I had this realization recently. The web is undoubtedly a great thing. Computers have obviously made our lives unbelievably better. But I'm starting to seriously question if the smartphone will ultimately be seen as a positive development for humanity. To be sure, we need modern telecommunications. Late 90's MMS phones covered this use case completely. But this world where everyone has an attention stealing machine in their pocket that feeds them nonsense 24/7 is seriously starting to affect us.
Add to this the economic absurdity of having multicore 64b, HD display, wireless, Gigs of ram and 10H of battery life; just to do a high res version of the 80s television/teletext. And don't forget to upgrade with the new model, because you clearly need an octocore to swipe right.

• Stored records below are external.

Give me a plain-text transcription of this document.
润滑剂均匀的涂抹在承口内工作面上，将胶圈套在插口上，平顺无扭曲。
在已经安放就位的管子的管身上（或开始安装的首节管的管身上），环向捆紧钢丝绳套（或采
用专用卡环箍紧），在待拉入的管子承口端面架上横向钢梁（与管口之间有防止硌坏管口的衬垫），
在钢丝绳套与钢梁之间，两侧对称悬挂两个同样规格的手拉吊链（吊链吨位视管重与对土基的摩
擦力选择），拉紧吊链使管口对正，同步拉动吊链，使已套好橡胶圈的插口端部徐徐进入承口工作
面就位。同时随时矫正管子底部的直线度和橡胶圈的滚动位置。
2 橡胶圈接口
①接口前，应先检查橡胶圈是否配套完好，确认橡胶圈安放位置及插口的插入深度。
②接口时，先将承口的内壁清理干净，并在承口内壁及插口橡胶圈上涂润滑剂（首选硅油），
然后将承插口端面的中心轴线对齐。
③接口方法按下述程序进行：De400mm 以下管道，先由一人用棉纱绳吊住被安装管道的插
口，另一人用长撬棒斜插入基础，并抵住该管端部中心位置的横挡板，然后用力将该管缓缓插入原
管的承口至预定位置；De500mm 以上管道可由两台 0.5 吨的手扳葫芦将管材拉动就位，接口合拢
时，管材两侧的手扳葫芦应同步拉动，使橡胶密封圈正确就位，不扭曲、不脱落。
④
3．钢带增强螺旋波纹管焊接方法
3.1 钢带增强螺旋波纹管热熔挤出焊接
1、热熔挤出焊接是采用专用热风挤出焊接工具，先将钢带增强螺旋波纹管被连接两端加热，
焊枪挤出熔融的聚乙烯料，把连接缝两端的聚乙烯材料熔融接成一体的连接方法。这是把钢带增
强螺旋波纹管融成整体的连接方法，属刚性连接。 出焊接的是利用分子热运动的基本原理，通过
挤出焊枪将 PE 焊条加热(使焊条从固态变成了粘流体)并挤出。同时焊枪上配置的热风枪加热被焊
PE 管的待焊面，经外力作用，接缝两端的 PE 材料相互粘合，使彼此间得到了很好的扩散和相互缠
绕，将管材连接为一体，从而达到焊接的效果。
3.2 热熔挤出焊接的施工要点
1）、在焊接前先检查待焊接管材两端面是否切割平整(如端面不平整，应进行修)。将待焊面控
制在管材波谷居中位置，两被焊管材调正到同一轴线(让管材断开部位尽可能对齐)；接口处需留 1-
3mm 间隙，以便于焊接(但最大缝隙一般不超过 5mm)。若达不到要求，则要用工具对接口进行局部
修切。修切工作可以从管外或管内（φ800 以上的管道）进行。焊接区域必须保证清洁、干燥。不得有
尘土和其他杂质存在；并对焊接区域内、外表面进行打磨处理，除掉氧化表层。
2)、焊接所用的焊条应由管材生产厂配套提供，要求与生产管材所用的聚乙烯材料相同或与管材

I'm cynical but I liked that race at first. A smartphone was cool, but I agree that it's not the result I planned.
It's even a little more absurd, because it seems that society aggregates issues, and try to develop solutions, but the solution just replace the other sources of problems, so on and so forth. Moving target.
I'm sure soon some people will pay to have disconnected areas to relive how it was before.
ps: the easiest way to get smarter is to avoid relying on society, and solve problems on your own. For that reading an old book with a pencil nearby is probably more than enough. society and tech are religions somehow; distortion field.
In your opinion its a problem. The arrogance to say you know better than everyone else in such absolute terms is astounding.
I would counter that it is completely fair for someone to want to escape reality and grab simplistic rewards to avoid the absolute drudgery of being crammed into a plane with noisy, rude, and smelly strangers for an extended period of time. What kind of deep thought is possible in this environment?
I really can't expand anymore on the article itself, so I'll just respond to your expressed sentiment. I'm interpreting you as feeling that the core problem with FB is that there is no one there "who gives a shit whether the guy on the other end is learning to be a better person."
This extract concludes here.